LU: Which islands would you say have the richest literary scenes right now?
JT: Truthfully, there is a matter of scale here which can’t be ignored. Just as New York City has more great writers than other American city due to its sheer size, so do Jamaica, Trinidad & Tobago, and Cuba have the richest literary scenes in the Caribbean because they are the biggest islands. And in all 3 places there are very important international book festivals that play a key role in creating vibrant literary cultures. In Jamaica, the Calabash International Literary Festival is simply the best book festival in the world, hands down. In Trinidad the relatively new NGC Bocas Lit Fest is doing a fantastic job of nurturing Caribbean literary life. In Cuba there is the annual Havana Book Festival. But it’s also exciting to see more remote places like Anguilla establish themselves on the literary map of the region.
LU: Tell us about any upcoming Caribbean-themed books Akashic will be publishing.

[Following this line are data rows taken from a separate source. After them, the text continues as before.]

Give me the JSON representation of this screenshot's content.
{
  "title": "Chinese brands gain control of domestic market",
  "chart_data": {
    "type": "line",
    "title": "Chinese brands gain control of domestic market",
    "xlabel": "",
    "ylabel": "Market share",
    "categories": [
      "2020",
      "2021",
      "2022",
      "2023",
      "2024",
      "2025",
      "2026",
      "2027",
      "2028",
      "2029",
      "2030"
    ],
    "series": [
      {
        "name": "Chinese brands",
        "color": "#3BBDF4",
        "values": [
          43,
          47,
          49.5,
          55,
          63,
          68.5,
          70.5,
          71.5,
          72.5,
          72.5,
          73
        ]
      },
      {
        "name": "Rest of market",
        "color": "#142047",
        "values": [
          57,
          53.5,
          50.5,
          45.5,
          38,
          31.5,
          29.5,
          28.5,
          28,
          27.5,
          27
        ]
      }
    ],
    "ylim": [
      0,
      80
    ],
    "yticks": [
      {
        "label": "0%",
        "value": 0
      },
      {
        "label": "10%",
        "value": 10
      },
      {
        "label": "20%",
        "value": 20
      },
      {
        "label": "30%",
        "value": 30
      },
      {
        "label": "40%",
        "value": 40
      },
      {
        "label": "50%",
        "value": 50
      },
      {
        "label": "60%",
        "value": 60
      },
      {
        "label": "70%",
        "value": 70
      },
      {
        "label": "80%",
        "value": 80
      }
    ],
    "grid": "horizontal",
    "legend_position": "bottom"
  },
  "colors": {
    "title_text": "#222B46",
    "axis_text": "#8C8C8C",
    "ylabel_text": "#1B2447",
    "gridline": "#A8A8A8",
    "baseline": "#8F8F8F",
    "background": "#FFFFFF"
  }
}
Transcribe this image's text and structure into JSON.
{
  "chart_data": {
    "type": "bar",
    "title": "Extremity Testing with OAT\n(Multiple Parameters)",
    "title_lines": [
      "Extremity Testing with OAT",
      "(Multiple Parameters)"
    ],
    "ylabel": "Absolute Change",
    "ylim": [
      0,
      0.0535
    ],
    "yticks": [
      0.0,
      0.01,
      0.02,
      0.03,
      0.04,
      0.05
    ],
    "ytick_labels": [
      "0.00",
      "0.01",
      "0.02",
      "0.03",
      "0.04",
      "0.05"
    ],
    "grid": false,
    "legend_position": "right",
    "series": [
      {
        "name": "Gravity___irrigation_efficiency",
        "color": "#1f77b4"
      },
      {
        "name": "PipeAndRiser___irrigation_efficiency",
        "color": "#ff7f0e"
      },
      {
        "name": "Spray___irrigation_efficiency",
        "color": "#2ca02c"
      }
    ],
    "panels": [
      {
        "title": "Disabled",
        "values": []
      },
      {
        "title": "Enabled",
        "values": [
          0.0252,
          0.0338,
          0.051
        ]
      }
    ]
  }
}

JT: I Love You Too is Ziggy Marley’s first children’s book, which we have just published to a very appreciative worldwide audience. Not for Everyday Use is the first memoir from award-winning Trinidadian-born novelist Elizabeth Nunez. It’s much about her parents as it is about Elizabeth, and it deflates any preconceived notions about what it means to grow up in the Caribbean. Mr. Loverman by Bernardine Evaristo is a hilarious and beautifully written story of two elderly gay West Indian men trying to find a way to come out of the closet in their London-based West Indian community. Game World, published two months ago, is the first middle-grade novel by Jamaican-born writer Christopher John Farley. It is a fantasy-adventure story as readable as any of the Harry Potter books—I’m not exaggerating—and it is all based around Jamaican mythology. And yet, a kid needs no preexisting appreciation of that mythology to love the book.
Pepperpot, an anthology of Caribbean writers, is the debut title on the Peekash imprint. It features stories that were finalists for the renowned Commonwealth Writers Prize, and is supported by CaribLit, an exciting, smart, and ambitious new organization. The Half That’s Never Been Told: The Real-Life Reggae Adventures of Doctor Dread is a forthcoming memoir from Doctor Dread, an American deejay who became one of the leading reggae producers of the past 25 years. Drifting by Haitian-born writer Katia D. Ulysse is a debut coming out in July that explores the lives of everyday people trapped in Haiti’s political and environmental turmoil.
LU: Shaggy is narrating the “Go De Rass to Sleep” audio book. Are you planning any further link-ups with the Caribbean music world?
JT: But of course! One of many examples: Bunny Wailer is writing the introduction to the Doctor Dread book I mentioned above. Anyone who knows Bunny’s relationship to the history of reggae and world music can understand what an honor this is. And that book is filled with many behind-the-scenes stories about famous reggae artists. The opening chapter about Gregory Isaacs is somehow both shocking and heart-warming.